Cuban Teachers Desert An Increasingly Despised Profession / Yoani Sánchez

Exclusive to the Huffington Post

For a long time when I heard the word teacher, it brought to mind the word respect; it was one of those unconscious associations from which the psychoanalysts draw surprising conclusions. I associated the noun that indicated this profession with the names and faces of all those who taught me from elementary school through the university, men and women endowed with patience and wisdom.

Now in Cuba, the word teacher calls forth other associations. I read in the newspaper Granma, the official organ of the Communist Party, that an official from the Ministry of Education said, “As parents we want the best teachers for our children, but we don’t like the idea of their deciding to be teachers themselves.” The fact is that the shortage of teachers has become a real crisis at almost all levels of education, due to the growing desertion of those who hold these positions and the reduction of those who enroll in schools of education.
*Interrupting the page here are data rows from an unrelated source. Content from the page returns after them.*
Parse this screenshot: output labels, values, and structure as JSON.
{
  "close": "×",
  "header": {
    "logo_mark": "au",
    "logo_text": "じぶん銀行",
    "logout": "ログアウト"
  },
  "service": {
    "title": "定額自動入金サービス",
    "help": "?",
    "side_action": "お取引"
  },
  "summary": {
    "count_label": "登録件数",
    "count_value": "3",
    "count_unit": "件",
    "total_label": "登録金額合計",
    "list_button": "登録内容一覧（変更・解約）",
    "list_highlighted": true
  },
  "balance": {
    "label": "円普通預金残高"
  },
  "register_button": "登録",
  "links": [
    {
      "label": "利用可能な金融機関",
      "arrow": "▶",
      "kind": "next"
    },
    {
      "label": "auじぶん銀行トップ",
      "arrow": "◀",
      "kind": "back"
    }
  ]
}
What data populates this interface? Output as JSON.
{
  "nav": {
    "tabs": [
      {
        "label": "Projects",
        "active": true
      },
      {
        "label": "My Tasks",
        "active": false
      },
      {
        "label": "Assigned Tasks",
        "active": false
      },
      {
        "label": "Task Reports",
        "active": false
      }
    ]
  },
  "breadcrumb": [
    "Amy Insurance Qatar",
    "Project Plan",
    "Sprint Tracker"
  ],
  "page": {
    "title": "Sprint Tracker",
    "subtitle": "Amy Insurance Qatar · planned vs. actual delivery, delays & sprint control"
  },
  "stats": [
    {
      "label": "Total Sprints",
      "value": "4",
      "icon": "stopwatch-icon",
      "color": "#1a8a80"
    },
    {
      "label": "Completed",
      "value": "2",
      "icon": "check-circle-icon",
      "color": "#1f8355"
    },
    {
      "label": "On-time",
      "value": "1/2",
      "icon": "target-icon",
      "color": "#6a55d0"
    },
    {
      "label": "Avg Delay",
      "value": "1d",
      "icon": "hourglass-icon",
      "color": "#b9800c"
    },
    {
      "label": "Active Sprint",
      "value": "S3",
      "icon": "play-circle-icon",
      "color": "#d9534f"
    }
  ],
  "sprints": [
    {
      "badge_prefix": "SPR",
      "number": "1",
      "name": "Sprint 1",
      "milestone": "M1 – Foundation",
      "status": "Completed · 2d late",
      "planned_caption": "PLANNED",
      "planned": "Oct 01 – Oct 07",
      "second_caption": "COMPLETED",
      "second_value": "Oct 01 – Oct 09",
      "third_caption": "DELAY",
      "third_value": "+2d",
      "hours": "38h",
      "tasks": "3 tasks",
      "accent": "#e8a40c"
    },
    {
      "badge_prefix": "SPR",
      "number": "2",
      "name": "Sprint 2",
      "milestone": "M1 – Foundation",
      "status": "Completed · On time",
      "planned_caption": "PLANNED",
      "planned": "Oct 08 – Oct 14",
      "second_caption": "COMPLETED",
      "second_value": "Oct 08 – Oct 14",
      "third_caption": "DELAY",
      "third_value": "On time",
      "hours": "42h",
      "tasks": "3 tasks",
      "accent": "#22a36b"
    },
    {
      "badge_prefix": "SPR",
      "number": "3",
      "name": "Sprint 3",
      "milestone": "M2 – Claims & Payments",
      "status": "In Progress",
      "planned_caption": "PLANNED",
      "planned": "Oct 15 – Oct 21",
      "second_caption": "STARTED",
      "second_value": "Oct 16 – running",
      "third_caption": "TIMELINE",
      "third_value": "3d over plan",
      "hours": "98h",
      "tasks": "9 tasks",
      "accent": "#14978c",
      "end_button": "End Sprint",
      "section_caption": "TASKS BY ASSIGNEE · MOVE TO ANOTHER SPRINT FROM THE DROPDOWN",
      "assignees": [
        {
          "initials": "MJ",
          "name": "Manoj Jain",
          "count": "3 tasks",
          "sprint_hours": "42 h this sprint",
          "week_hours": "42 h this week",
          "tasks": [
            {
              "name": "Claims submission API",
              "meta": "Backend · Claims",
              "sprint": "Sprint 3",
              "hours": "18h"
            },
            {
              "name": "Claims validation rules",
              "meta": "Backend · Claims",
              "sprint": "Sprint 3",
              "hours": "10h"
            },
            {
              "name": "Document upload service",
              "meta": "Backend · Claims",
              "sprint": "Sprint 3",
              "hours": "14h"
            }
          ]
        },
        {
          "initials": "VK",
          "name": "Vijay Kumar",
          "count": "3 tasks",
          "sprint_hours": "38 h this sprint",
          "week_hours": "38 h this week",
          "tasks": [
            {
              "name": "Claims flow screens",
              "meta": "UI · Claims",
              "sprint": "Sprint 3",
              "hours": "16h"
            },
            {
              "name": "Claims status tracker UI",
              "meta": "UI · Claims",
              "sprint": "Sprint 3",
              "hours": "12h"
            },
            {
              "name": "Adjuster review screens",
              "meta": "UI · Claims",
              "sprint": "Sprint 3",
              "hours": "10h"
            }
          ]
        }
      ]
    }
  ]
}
The problem has become so bad that the State has now created a class of what is called “emerging teachers,” who train to be the teachers of other children starting in the 11th grade, at age 16.

There are many causes that have led to this crisis and so far the solutions applied have only served to exacerbate the loss of prestige of this noble profession. The secret is that almost no one in Cuba lives on the salary they earn, but must rely on what they can find to steal, what we call “the diversion of resources,” from their workplace, be it time, materials or equipment. Teacher have no chance to earn some extra money this way and their salaries do not differ from others who do.

Now, when I hear the word teacher, what I feel is pity for those who are educators, for their students, and for the future of our country.